On Entrepreneurship as Rebellion:
“Entrepreneurship is a rebellion. That is literally what it is.”
— Jeni Britton (09:14)
On Vision Taking Over:
“At some point the vision leads you as opposed to you following the vision.”
— Simon Sinek (14:45)
On Service:
“Service is a gift you give to the world. It comes back to you later.”
— Jeni Britton (28:30)
On Resilience After Crisis:
“It was the worst thing I’ve ever been through and also the best... I would never go back to the day before.”
— Jeni Britton (45:55)
On the Mixtape Metaphor:
“The greatest metaphor for why you should start a business… there’s an act of love, a huge amount of effort, with a high probability of failure, but it’s worth it.”
— Simon Sinek (37:03)
On Health and Love:
“If people feel good, they’re better equipped to love others.”
— Simon Sinek (42:43)
On Adam Smith, Capitalism, and Craft:
“You don’t have to make the best strawberries, the best pralines… what you get is the best ice cream.”
— Simon Sinek (51:18)
The episode is a resonant exploration of entrepreneurship as a creative, even rebellious act—driven not by financial ambition, but by curiosity, care, and the desire to make a positive mark on the world.
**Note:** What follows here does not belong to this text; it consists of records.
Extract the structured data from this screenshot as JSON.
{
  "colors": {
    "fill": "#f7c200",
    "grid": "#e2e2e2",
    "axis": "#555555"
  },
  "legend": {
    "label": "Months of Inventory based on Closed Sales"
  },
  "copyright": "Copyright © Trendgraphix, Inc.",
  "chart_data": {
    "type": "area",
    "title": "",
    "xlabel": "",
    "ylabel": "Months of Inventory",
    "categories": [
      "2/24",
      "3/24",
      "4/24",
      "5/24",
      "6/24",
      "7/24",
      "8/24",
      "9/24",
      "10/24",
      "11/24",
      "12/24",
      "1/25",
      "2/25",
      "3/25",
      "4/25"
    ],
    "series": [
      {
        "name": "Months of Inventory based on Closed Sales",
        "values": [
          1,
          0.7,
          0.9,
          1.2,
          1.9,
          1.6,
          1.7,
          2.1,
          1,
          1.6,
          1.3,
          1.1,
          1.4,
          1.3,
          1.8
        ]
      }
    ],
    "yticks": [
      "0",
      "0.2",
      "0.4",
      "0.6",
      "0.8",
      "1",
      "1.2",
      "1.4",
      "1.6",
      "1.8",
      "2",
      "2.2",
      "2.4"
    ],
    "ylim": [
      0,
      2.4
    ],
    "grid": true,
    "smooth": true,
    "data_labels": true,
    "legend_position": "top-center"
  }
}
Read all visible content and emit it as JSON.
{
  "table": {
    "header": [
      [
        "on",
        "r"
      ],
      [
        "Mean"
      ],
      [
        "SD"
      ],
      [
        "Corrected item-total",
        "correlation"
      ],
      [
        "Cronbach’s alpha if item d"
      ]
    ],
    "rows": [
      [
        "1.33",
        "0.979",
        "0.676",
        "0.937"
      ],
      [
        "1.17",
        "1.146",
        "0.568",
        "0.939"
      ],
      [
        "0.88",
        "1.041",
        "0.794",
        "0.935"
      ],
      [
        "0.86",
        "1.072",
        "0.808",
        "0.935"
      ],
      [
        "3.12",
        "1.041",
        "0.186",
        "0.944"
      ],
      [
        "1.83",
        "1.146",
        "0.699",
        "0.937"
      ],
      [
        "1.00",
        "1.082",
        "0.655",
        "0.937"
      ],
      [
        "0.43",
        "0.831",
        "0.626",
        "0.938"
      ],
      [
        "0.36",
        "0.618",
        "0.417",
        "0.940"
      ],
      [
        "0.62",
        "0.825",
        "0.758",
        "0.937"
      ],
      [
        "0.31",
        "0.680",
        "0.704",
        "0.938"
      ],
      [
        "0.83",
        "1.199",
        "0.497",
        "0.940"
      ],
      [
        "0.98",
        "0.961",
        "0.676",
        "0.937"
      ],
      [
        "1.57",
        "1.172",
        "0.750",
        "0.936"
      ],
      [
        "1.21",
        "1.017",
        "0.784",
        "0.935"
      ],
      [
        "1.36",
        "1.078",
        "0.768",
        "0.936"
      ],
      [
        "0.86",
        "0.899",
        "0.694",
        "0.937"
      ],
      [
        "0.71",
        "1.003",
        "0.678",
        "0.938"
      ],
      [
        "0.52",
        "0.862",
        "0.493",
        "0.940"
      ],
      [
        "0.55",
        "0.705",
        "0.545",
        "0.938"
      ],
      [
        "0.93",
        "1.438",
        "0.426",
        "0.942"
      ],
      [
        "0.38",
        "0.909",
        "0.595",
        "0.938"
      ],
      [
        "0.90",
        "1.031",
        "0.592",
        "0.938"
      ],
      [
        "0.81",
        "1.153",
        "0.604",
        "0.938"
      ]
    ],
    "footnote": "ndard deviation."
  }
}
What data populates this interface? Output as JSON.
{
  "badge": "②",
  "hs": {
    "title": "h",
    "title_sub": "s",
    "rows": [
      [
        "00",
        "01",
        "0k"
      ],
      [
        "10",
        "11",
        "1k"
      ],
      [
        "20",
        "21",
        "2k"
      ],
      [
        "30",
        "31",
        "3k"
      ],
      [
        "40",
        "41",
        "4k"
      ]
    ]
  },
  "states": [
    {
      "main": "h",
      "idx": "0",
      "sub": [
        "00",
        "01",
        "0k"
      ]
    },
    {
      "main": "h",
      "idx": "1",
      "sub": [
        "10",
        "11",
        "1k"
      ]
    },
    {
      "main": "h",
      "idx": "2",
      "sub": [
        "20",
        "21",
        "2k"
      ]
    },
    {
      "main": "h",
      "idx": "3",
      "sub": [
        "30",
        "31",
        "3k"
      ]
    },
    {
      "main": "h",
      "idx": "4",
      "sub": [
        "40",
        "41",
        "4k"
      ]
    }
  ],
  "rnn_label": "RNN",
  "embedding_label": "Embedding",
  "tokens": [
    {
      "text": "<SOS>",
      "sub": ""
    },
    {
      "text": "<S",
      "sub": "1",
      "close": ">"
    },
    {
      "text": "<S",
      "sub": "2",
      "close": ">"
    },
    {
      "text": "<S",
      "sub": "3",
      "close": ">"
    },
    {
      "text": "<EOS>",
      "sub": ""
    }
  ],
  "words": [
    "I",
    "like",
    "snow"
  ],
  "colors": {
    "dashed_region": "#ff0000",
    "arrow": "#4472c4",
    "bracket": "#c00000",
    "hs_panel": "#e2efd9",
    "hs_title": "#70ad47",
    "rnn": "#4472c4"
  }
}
Jeni’s story is as much about resilience and reinvention as it is about ice cream. Through personal anecdotes, reflective insight, and vibrant metaphor (“the mixtape generation”), Jeni and Simon articulate a timeless blueprint for meaningful work: build slowly, lead with love, serve joyfully, and—above all—embrace the art of doing things your own way.
Listener Takeaway:
If you’ve ever wondered what it takes to start something new and meaningful—or why acts of care and creativity matter in both ice cream and entrepreneurship—this episode is an essential listen. It’s an act of optimism all its own.